INCR: It increases the stored counter by 1.
EXPIRE: It sets a timeout for the counter. If the timeout expires, the counter is automatically deleted.

The client sends a request to rate limiting middleware.
Rate limiting middleware fetches the counter from the corresponding bucket in Redis andchecks if the limit is reached or not.
- If the limit is reached, the request is rejected.
- If the limit is not reached, the request is sent to API servers. Meanwhile, the system increments the counter and saves it back to Redis.

Step 3 - Design deep dive

The high-level design does not answer the following questions:

How are rate limiting rules created? Where are the rules stored?
How to handle requests that are rate limited?

In this section, we will first answer the questions regarding rate limiting rules and then go over the strategies to handle rate-limited requests. Finally, we will discuss rate limiting in distributed environment, a detailed design, performance optimization and monitoring.

Rate limiting rules

Lyft open-sourced their rate-limiting component. We will peek inside of the component and look at some examples of rate limiting rules:

domain: messaging
descriptors:
- key: message_type
  Value: marketing
  rate_limit:
    unit: day
    requests_per_unit: 5

In the above example, the system is configured to allow a maximum of 5 marketing messages per day. Here is another example:

domain: auth
descriptors:
- key: auth_type
  Value: login
  rate_limit:
    unit: minute
    requests_per_unit: 5

Exceeding the rate limit

In case a request is rate limited, APIs return a HTTP response code 429 (too many requests) to the client. Depending on the use cases, we may enqueue the rate-limited requests to be processed later. For example, if some orders are rate limited due to system overload, we may keep those orders to be processed later.

How does a client know whether it is being throttled? And how does a client know the number of allowed remaining requests before being throttled? The answer lies in HTTP response headers. The rate limiter returns the following HTTP headers to clients:

X-Ratelimit-Remaining: The remaining number of allowed requests within the window.

X-Ratelimit-Limit: It indicates how many calls the client can make per time window.

X-Ratelimit-Retry-After: The number of seconds to wait until you can make a request again without being throttled.

When a user has sent too many requests, a 429 too many requests error and X-Ratelimit-Retry-After header are returned to the client.

Rules are stored on the disk. Workers frequently pull rules from the disk and store them in the cache.
When a client sends a request to the server, the request is sent to the rate limiter middleware first.
Rate limiter middleware loads rules from the cache.
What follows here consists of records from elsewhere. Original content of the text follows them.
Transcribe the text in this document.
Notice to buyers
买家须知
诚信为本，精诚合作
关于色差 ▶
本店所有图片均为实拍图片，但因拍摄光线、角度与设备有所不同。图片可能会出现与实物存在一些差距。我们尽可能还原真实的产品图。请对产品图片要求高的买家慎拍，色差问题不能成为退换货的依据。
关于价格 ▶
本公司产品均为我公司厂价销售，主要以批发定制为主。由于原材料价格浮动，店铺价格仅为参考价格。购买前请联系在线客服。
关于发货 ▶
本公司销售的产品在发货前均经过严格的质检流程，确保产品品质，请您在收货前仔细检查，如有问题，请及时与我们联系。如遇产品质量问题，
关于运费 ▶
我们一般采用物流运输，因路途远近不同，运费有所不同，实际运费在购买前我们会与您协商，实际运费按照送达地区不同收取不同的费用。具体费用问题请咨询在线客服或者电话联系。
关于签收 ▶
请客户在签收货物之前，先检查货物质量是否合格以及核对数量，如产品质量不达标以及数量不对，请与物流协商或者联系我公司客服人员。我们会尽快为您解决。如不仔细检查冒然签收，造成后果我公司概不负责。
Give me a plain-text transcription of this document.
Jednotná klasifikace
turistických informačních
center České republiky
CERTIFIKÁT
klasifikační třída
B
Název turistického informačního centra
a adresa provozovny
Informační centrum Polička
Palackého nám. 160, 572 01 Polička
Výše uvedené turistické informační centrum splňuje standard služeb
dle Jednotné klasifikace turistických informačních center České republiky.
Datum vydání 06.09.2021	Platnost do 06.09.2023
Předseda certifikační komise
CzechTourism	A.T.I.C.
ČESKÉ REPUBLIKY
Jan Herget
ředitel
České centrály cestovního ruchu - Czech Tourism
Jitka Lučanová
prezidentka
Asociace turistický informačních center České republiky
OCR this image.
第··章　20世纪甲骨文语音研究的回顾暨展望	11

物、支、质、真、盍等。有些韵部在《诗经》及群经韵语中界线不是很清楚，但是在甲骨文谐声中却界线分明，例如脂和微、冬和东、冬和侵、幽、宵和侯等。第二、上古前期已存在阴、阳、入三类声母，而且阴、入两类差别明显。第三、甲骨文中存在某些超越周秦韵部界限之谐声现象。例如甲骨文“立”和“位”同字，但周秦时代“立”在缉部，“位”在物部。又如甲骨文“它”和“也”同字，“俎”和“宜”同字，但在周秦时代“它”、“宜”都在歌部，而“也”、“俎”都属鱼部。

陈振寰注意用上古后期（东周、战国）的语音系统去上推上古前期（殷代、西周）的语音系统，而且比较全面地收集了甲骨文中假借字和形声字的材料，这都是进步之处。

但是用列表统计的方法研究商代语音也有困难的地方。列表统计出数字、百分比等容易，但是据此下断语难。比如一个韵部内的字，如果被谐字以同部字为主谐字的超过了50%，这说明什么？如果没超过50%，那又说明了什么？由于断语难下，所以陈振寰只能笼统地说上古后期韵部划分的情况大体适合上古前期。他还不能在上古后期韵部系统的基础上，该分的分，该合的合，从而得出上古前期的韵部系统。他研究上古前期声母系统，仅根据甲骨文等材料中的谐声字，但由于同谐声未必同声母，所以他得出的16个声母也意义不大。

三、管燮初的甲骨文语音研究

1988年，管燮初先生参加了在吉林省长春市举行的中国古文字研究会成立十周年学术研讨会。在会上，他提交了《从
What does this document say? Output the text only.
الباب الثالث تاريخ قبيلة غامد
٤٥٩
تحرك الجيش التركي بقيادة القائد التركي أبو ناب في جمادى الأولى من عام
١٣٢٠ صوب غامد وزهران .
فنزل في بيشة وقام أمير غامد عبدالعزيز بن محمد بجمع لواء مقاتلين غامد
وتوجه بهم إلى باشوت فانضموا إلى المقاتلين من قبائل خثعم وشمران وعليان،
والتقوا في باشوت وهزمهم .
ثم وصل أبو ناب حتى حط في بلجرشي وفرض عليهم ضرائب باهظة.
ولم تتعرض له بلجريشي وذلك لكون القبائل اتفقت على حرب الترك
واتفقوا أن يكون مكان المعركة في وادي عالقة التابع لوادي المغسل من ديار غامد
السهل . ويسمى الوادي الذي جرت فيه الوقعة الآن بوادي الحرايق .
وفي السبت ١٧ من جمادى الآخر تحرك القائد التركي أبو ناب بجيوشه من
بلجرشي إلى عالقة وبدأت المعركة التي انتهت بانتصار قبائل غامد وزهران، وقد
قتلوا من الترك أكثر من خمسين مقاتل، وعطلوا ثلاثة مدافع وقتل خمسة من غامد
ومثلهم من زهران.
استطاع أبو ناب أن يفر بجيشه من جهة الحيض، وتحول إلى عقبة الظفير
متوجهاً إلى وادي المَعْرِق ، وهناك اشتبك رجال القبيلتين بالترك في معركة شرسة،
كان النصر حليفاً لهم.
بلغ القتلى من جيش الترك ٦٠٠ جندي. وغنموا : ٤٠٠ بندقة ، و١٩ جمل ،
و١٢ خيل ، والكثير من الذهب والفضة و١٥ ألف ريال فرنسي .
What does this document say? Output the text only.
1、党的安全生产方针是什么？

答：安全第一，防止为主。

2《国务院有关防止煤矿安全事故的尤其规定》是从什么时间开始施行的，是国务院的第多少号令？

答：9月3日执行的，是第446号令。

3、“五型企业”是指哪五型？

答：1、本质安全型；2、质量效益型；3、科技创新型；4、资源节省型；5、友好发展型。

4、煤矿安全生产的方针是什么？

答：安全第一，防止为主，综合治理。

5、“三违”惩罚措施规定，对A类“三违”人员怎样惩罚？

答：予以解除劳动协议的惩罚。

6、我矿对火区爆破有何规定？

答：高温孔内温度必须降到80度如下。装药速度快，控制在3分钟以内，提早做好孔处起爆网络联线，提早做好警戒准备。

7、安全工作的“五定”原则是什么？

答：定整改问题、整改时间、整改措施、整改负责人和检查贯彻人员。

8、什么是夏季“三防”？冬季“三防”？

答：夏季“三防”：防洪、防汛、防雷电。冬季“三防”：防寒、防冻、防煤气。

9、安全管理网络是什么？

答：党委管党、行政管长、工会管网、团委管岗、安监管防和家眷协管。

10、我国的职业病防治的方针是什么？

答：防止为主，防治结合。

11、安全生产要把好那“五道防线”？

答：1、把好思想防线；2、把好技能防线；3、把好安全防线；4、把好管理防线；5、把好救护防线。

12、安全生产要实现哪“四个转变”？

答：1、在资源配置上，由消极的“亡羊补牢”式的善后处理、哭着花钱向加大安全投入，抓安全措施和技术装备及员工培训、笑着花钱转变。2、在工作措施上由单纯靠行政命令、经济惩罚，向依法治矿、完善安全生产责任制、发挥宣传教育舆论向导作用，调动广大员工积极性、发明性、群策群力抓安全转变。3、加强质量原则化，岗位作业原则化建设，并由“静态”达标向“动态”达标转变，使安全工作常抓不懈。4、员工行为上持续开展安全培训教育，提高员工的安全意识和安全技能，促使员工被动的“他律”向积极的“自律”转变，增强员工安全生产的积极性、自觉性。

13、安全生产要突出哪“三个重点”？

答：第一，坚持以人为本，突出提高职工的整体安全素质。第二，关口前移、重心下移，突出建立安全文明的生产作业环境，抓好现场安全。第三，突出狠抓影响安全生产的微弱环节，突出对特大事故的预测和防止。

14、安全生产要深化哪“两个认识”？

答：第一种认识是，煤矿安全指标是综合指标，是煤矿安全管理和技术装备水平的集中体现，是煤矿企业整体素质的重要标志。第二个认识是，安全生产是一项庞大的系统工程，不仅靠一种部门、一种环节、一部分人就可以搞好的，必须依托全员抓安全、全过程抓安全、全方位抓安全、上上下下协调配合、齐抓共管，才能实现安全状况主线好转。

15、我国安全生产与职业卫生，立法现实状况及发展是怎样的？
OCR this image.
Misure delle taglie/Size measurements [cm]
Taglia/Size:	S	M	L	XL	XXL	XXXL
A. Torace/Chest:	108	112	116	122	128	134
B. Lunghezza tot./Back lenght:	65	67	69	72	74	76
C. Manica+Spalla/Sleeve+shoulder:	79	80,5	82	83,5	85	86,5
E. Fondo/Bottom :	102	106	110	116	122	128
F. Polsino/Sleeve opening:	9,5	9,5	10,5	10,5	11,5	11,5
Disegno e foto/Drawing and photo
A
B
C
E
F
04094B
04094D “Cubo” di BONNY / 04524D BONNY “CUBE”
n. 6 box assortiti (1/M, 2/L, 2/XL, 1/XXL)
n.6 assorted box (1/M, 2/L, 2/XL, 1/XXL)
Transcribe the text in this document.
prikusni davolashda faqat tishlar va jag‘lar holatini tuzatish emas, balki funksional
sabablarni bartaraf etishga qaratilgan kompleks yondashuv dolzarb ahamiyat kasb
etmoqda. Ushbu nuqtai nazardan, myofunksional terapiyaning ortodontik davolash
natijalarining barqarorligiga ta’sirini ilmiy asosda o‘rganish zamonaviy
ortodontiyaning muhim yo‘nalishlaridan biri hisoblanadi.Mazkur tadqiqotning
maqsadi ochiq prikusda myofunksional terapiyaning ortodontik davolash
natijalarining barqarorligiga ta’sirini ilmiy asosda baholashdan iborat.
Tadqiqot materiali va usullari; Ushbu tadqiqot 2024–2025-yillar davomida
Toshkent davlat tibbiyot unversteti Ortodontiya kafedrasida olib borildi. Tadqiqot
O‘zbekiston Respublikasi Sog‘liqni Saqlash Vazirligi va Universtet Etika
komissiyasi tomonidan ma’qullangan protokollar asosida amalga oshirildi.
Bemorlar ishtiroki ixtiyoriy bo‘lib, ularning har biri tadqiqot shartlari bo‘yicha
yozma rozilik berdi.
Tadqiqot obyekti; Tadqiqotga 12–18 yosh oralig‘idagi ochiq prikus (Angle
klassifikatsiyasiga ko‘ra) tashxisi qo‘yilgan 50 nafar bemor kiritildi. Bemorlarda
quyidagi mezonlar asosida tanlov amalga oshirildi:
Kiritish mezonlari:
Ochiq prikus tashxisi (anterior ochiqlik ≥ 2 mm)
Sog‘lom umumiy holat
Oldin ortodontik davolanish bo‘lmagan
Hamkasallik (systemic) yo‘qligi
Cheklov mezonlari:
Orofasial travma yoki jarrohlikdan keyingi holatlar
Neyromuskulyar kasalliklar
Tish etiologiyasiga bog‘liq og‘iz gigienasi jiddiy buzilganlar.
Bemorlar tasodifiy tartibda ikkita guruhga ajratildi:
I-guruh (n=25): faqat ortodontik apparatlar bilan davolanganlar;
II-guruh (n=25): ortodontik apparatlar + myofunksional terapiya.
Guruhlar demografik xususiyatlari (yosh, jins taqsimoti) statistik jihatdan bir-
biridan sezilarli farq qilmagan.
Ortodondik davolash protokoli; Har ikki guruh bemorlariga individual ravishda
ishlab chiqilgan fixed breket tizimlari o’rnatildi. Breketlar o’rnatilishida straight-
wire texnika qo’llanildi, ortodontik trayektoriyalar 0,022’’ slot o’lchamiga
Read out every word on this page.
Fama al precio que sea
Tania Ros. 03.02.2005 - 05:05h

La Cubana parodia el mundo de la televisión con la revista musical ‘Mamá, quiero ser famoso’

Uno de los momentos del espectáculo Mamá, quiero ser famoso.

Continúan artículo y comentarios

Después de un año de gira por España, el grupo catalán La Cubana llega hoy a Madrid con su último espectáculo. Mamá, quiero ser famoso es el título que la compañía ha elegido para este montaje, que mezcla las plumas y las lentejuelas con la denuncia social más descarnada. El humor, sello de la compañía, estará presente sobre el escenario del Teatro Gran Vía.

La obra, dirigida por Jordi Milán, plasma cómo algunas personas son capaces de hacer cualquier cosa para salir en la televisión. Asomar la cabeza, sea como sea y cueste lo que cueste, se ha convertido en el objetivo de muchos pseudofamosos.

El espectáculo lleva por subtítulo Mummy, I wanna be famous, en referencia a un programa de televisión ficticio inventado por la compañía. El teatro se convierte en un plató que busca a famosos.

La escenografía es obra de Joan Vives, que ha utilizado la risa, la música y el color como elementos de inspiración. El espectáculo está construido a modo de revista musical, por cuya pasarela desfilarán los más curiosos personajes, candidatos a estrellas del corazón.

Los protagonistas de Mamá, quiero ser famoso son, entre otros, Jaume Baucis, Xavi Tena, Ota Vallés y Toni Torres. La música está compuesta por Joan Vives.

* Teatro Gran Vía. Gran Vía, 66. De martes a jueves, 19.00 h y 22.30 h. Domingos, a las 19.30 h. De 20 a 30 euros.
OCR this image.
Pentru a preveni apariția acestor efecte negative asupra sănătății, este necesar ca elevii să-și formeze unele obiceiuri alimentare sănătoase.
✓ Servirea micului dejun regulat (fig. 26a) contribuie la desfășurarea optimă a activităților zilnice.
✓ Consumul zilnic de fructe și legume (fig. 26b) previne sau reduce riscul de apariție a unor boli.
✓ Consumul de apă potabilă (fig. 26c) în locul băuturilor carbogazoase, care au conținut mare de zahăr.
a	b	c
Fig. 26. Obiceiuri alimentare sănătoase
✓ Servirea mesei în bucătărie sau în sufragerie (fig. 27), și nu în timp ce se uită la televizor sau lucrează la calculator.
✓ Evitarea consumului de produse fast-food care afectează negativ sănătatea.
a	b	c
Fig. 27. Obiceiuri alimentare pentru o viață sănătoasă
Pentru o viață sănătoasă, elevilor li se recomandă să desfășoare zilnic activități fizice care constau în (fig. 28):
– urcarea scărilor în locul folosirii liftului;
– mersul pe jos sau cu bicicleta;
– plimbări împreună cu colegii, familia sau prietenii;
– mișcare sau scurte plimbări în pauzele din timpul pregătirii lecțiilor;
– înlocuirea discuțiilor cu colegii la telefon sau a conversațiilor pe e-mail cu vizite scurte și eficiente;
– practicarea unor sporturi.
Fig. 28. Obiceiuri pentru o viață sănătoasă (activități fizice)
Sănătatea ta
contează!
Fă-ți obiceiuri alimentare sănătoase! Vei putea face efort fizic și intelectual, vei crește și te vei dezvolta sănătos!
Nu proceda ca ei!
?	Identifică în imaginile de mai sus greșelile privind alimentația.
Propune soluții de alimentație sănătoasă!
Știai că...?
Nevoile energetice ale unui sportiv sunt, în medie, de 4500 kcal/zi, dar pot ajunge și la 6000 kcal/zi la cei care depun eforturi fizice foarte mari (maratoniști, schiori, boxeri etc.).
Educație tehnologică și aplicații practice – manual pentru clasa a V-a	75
It fetches counters and last request timestamp from Redis cache.
Based on the response, the rate limiter decides:
- if the request is not rate limited, it is forwarded to API servers.
- if the request is rate limited, the rate limiter returns 429 too many requests error to the client.
- In the meantime, the request is either dropped or forwarded to the queue.

Monitoring

After the rate limiter is put in place, it is important to gather analytics data to check whether the rate limiter is effective. Primarily, we want to make sure:

The rate limiting algorithm is effective.
The rate limiting rules are effective.
For example, if rate limiting rules are too strict, many valid requests are dropped. In this case, we want to relax the rules a little bit.
In another example, we notice our rate limiter becomes ineffective when there is a sudden increase in traffic like flash sales.
In this scenario, we may replace the algorithm to support burst traffic. Token bucket is a good fit here.

Conclusion

Avoid being rate limited. Design your client with best practices:

Use client cache to avoid making frequent API calls.
Understand the limit and do not send too many requests in a short time frame.
Include code to catch exceptions or errors so your client can gracefully recover fromexceptions.
Add sufficient back off time to retry logic.